PEMBANGUNAN DESA SEBAGAI TRANSFORMASI SOSIAL

   PEMBANGUNAN DESA SEBAGAI TRANSFORMASI SOSIAL

   Dr. Sismudjito, M.Si.

  Pendahuluan

  Pada umumnya sebagian dari beberapa daerah dan wilayah di dunia ini terdapat daerah-daerah dan wilayah-wilayah kecil yang jauh dari aktivitas manusia. Daerah dan wilayah tersebut lazimnya disebut sebagai desa. Dari berbagai pengamatan dan studi terlihat bahwa bentuk desa berbeda dari suatu daerah ke daerah lain. Secara Geografis kondisi alam sekitar sering memengaruhi atau menentukan bentuk desa, baik berkaitan dengan pembangunan, pemukiman di daerah pegunungan dengan desa yang berada di bagian pantai atau dengan desa-desa di suatu dataran yang dilewati sungai yang airnya dapat dipakai untuk pengairan lahan usaha ini.

  Terdapat pula bentuk suatu desa yang berkaitan erat dengan karakteristik sosial dan budaya yang dominan di pemukiman yang bersangkutan. Terdapat beberapa karakteristik yang senantiasa inheren dan dijiwai oleh anggota komunitasnya, salah satunya adalah sikap tradisional. Sikap hidup dan nilai budaya masyarakat pedesaan telah semenjak lama menjadi obyek kajian para cendikiawan, baik dari disiplin social dan filsafat. Pada umumnya konstatasi para cendekiawan tersebut mengganggap bahwa nilai dan sikap hidup masyarakat pedesaan cenderung bersifat tradisional. Artinya kepatuhannya terhadap niai-nilai social yang ada dalam tradisi sangat kuat, sehingga konsekuensi menjadi sikap jiwa

  Max Weber menyatakan kepada kita bahwa tradisionalisme merupakan sikap jiwa yang mendasarkan diri kepada kebiasaan sehari-hari serta mempercayai kebiasaan sehari-hari itu sebagai suatu keadaan yang tidak dapat dilanggar atau diubah. Karl Manheim melengkapinya dengan menyatakan bahwa tradisionalisme 1 merupakan suatu tendensi untuk menganut pola-pola yang berhubungan dengan 2 Disampaikan pada kuliah umum di FISIP UNIMAL Staff pengajar di Departemen Sosiologi FISIP USU tumbuhnya way of life, yang dengan jujur orang akan menganggapnya ada di mana-mana serta bersifat universal.

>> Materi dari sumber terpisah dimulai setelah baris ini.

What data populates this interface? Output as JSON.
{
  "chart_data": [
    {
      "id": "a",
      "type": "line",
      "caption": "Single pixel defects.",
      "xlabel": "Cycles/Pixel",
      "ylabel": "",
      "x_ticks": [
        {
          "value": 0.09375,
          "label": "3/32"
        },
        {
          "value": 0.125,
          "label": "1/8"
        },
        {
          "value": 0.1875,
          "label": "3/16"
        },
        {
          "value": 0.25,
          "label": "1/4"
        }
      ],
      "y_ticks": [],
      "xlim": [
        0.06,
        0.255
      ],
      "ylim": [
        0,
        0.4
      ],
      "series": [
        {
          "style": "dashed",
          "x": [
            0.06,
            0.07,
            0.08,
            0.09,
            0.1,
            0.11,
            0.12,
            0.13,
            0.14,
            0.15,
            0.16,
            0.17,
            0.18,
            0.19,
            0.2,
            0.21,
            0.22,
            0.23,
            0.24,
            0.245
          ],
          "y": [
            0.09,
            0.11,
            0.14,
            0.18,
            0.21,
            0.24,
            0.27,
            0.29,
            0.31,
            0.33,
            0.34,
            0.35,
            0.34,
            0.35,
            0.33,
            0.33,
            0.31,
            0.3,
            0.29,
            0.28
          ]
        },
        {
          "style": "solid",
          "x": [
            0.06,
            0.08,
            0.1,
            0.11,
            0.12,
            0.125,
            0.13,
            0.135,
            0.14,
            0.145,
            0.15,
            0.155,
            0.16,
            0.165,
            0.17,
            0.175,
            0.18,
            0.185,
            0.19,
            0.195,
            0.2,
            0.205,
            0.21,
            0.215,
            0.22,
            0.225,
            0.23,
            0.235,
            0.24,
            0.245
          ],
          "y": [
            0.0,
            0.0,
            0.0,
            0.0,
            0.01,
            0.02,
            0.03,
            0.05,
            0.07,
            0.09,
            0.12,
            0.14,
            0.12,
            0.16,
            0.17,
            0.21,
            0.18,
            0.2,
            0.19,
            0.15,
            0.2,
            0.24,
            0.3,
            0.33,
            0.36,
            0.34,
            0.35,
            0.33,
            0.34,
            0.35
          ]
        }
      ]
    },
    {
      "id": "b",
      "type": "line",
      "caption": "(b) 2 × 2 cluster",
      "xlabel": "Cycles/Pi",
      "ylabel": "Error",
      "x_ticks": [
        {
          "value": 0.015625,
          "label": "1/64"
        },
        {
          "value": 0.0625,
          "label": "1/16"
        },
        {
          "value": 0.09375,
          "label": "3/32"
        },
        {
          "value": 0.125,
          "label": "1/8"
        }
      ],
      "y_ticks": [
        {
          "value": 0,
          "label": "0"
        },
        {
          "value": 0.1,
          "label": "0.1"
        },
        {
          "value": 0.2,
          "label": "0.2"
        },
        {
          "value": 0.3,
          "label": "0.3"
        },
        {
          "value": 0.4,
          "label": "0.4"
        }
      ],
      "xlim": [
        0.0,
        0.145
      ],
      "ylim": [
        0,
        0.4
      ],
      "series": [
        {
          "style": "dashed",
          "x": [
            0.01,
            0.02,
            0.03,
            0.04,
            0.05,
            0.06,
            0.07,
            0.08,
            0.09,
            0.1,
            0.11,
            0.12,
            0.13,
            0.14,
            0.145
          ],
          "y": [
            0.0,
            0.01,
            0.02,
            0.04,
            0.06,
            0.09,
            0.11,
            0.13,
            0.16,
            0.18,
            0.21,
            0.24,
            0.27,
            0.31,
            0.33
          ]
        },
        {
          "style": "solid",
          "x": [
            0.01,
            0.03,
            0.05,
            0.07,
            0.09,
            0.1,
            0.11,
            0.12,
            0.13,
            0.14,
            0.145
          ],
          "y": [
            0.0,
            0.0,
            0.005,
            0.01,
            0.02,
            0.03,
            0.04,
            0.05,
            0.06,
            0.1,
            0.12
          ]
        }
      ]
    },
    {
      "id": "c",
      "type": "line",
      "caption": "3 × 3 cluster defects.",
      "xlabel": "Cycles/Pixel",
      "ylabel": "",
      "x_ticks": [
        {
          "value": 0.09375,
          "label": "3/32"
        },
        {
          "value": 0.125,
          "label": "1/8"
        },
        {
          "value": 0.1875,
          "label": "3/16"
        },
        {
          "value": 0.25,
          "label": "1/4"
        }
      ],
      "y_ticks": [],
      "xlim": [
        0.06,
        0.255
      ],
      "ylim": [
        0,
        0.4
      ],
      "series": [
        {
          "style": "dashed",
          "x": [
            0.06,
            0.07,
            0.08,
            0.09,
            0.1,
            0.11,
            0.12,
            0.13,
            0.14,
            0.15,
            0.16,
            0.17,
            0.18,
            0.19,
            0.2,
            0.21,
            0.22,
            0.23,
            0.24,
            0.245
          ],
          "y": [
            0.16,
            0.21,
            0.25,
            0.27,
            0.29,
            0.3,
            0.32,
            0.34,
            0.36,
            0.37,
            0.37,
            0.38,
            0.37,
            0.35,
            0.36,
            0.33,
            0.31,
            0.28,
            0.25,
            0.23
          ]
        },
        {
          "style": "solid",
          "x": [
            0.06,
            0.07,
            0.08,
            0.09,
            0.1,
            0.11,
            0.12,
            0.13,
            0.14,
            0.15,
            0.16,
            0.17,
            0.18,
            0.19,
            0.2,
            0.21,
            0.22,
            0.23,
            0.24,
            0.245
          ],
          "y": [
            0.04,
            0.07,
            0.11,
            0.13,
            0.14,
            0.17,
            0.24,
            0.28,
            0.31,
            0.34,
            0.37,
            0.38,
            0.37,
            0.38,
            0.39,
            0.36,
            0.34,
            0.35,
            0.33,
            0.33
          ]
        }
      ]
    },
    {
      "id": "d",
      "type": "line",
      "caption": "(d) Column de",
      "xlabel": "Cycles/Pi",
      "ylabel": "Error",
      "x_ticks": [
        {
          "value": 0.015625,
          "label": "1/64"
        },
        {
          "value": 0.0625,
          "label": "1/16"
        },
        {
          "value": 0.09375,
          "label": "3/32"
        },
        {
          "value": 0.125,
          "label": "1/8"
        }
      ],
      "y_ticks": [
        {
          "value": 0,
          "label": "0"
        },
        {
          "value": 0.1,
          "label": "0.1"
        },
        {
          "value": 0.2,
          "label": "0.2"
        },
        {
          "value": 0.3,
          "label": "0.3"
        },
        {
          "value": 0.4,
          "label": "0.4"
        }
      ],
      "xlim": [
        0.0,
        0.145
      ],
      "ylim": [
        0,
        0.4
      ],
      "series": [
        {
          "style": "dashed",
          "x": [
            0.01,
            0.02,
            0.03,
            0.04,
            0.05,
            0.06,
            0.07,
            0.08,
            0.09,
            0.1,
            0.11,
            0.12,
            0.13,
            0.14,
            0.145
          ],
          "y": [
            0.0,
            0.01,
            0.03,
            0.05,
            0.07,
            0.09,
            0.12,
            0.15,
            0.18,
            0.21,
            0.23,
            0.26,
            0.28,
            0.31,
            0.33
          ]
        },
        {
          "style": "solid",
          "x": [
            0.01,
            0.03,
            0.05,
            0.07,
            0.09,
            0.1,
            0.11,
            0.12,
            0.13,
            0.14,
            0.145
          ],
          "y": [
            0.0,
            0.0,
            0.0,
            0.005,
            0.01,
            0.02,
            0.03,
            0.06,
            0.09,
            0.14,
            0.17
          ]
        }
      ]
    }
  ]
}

  Berdasarkan kedua pendapat di atas, dapat disimpulkan tradisionalisme sebagai suatu keyakinan terhadap nilai-nilai tertentu yang terinternalisasi kedalam individu/kelompok secara terikat. Lebih lanjut, Kluckhon dan Strodtbeck memandang tradisionalisme berkaitan dengan persoalan pokok kehidupan manusia yang meliputi, yaitu: hakikat sifat manusia, karya manusia, ruang dan waktu, hubungan manusia dengan alam, dan hubungan sesama manusia.

  Pertentangan terhadap nilai-nilai tradisionalisme dapat terjadi melaui dua hal, yaitu secara internal dan eksternal. Secara internal, individu merasa terkungkung dengan sistem nilai yang dibentuk sejak lama.Misalnya, seseorang tidak dapat leluasa dalam mengembangkan dirinya diakarenakan terbentuk dari nilai-nilai yang telah diwariskan. Secara eksternal, perubahan terhadap pola pikir, sikap, dan kemajuan (modernisasi) yang dirangsang dari luar. Misalnya, hadirnya teknologi.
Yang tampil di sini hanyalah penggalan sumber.